3 その事に対する男性の本心は? (男性にだけの質問)

 対話の内容そのものは守秘義務上お伝えできませんが、とても豊かな時間でした。

 また、関連するトピックとしてNASAを支えた黒人女性たちを描く、映画『Hidden Figures』のあらすじ紹介もありました。当時のアメリカで、女性であることと黒人であること。まさに二重のハンディを乗り越えて大活躍した3名の物語だそうです。

https://youtu.be/RK8xHq6dfAo

 

【ペアになってのランクのエクササイズ その2】

まず自分が最もパワフルだと感じた時を思い出しパートナーに語りました。

 次に自分が誰かに軽んじられた体験を思い出し、何が起きたのかの詳細をパートナーに語りました。

 そして最後に、最初のスッテプで取り戻したパワフルな場所から、軽んじられた体験にかかわる解決を得る取り組みを行いました。

 

【仮想ODコンサルティング実習】

スティーブンが実際に行ったODコンサルティングの事例をもとに、図1の5つのプロセスをどう設計するかを5人ずつの4グループに分かれて話し合いました。

 

① Aware of symptom 症状に気づく

② Message メッセージ

③ Vigorous Disucussion 活発な討議

④ Growth of Mainstream メインストリームの成長

⑤ Disturber’s Change ディスターバー(ゴースト)の変化

 

事例は以下の内容です。

 「ある病院で巨額の収入を生み出している心臓外科のチームがありました。そこには4人の心臓外科医、7人の麻酔科医が中心にいて、一時的に心臓の代わりをする機械のエンジニアであるプロフユージョニストと、看護師で構成されるチームでした。

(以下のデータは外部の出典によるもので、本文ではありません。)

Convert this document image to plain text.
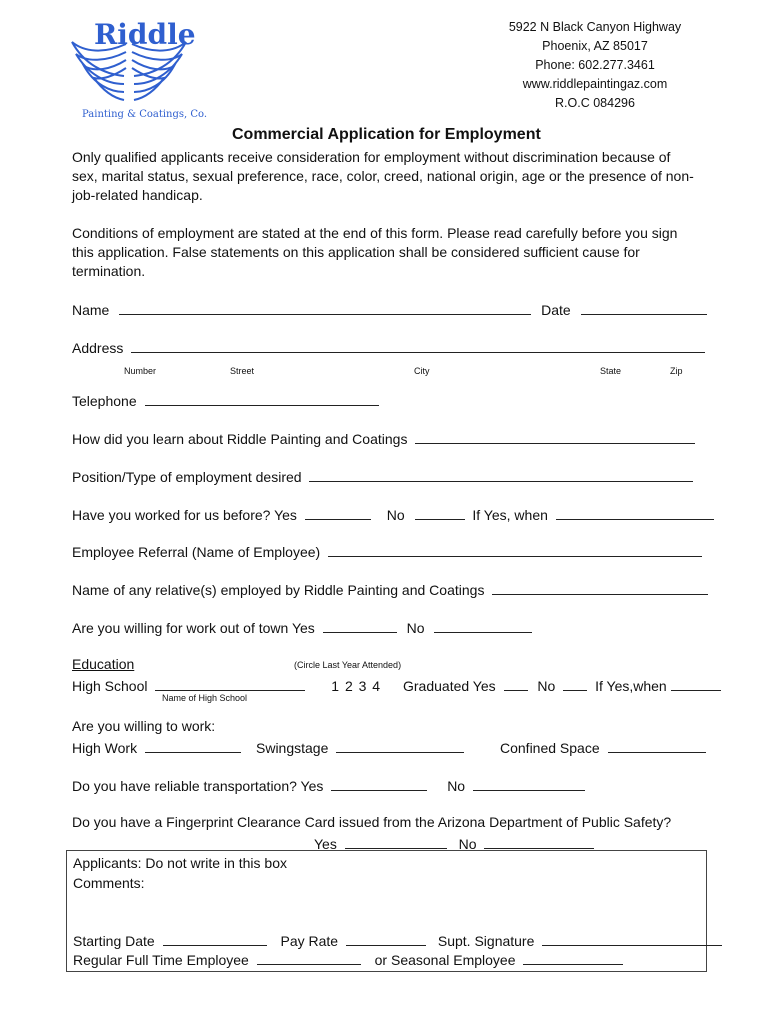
Riddle
Painting & Coatings, Co.
5922 N Black Canyon Highway
Phoenix, AZ 85017
Phone: 602.277.3461
www.riddlepaintingaz.com
R.O.C 084296
Commercial Application for Employment
Only qualified applicants receive consideration for employment without discrimination because of sex, marital status, sexual preference, race, color, creed, national origin, age or the presence of non-job-related handicap.
Conditions of employment are stated at the end of this form. Please read carefully before you sign this application. False statements on this application shall be considered sufficient cause for termination.
Name	Date
Address
Number	Street	City	State	Zip
Telephone
How did you learn about Riddle Painting and Coatings
Position/Type of employment desired
Have you worked for us before? Yes	No	If Yes, when
Employee Referral (Name of Employee)
Name of any relative(s) employed by Riddle Painting and Coatings
Are you willing for work out of town Yes	No
Education	(Circle Last Year Attended)
High School	1 2 3 4 Graduated Yes	No	If Yes,when
Name of High School
Are you willing to work:
High Work	Swingstage	Confined Space
Do you have reliable transportation? Yes	No
Do you have a Fingerprint Clearance Card issued from the Arizona Department of Public Safety?
Yes	No
Applicants: Do not write in this box
Comments:
Starting Date	Pay Rate	Supt. Signature
Regular Full Time Employee	or Seasonal Employee
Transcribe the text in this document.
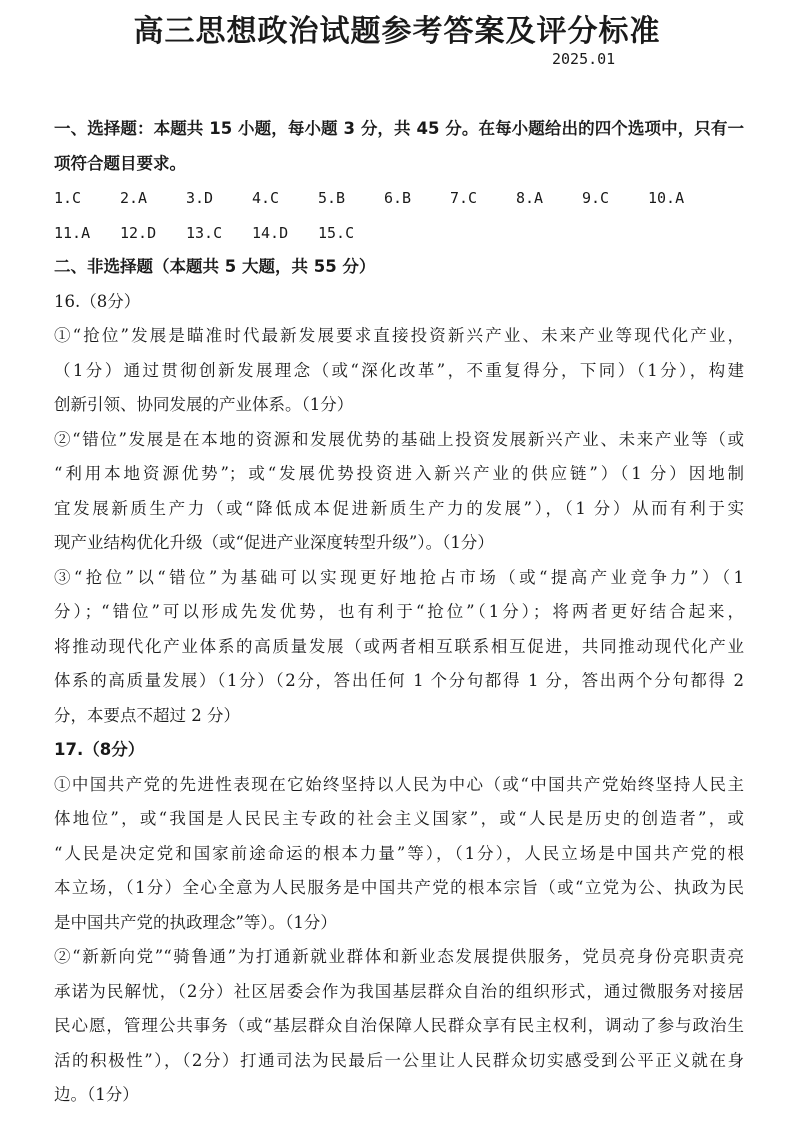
高三思想政治试题参考答案及评分标准
2025.01
一、选择题：本题共 15 小题，每小题 3 分，共 45 分。在每小题给出的四个选项中，只有一
项符合题目要求。
1.C	2.A	3.D	4.C	5.B	6.B	7.C	8.A	9.C	10.A
11.A	12.D	13.C	14.D	15.C
二、非选择题（本题共 5 大题，共 55 分）
16.（8分）
①“抢位”发展是瞄准时代最新发展要求直接投资新兴产业、未来产业等现代化产业，
（1分）通过贯彻创新发展理念（或“深化改革”，不重复得分，下同）（1分），构建
创新引领、协同发展的产业体系。（1分）
②“错位”发展是在本地的资源和发展优势的基础上投资发展新兴产业、未来产业等（或
“利用本地资源优势”；或“发展优势投资进入新兴产业的供应链”）（1 分）因地制
宜发展新质生产力（或“降低成本促进新质生产力的发展”），（1 分）从而有利于实
现产业结构优化升级（或“促进产业深度转型升级”）。（1分）
③“抢位”以“错位”为基础可以实现更好地抢占市场（或“提高产业竞争力”）（1
分）；“错位”可以形成先发优势，也有利于“抢位”（1分）；将两者更好结合起来，
将推动现代化产业体系的高质量发展（或两者相互联系相互促进，共同推动现代化产业
体系的高质量发展）（1分）（2分，答出任何 1 个分句都得 1 分，答出两个分句都得 2
分，本要点不超过 2 分）
17.（8分）
①中国共产党的先进性表现在它始终坚持以人民为中心（或“中国共产党始终坚持人民主
体地位”，或“我国是人民民主专政的社会主义国家”，或“人民是历史的创造者”，或
“人民是决定党和国家前途命运的根本力量”等），（1分），人民立场是中国共产党的根
本立场，（1分）全心全意为人民服务是中国共产党的根本宗旨（或“立党为公、执政为民
是中国共产党的执政理念”等）。（1分）
②“新新向党”“骑鲁通”为打通新就业群体和新业态发展提供服务，党员亮身份亮职责亮
承诺为民解忧，（2分）社区居委会作为我国基层群众自治的组织形式，通过微服务对接居
民心愿，管理公共事务（或“基层群众自治保障人民群众享有民主权利，调动了参与政治生
活的积极性”），（2分）打通司法为民最后一公里让人民群众切实感受到公平正义就在身
边。（1分）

 手術は麻酔科医が麻酔をかけることから始まります。そして一時的に心臓の代わりをする機械が接続されたら、残された時間は90分だけです。その緊迫した時間で心臓外科医はあざやかなテクニックを駆使して手術を完了し、患者の命を救います。

 ところが心臓外科医と麻酔科医の間でいがみ合いが起きました。心臓外科医のひとりが極めて先端的な治療を実施したいと言い始めたのに対し、麻酔科医たちは「それは無理だ」「その術式が必要な事例は稀だ」「それを行っている病院に紹介すればよい」と反論し始めました。関係は急速に悪化し、麻酔科医たちはストライキを行うという事態にまで悪化したのです。それを懸念した病院のトップ層の2名がスティーブン博士に解決を依頼したというわけです。」

 

4つのチームで考えた対処方法を発表した後、スティーブンが実際に行った組織開発コンサルティング内容の紹介がありました。

 1月1回のミーティングを3回行ったそうですが、「有望な進展」あり、「ちゃぶ台返し」ありのドラマチックな展開で興味深かったです。また、ゴーストが本音を言っても安全な場面をどう作り出し、主流派とゴーストの間の信頼関係をどのように醸成するか。これが極めて重要なポイントと感じました。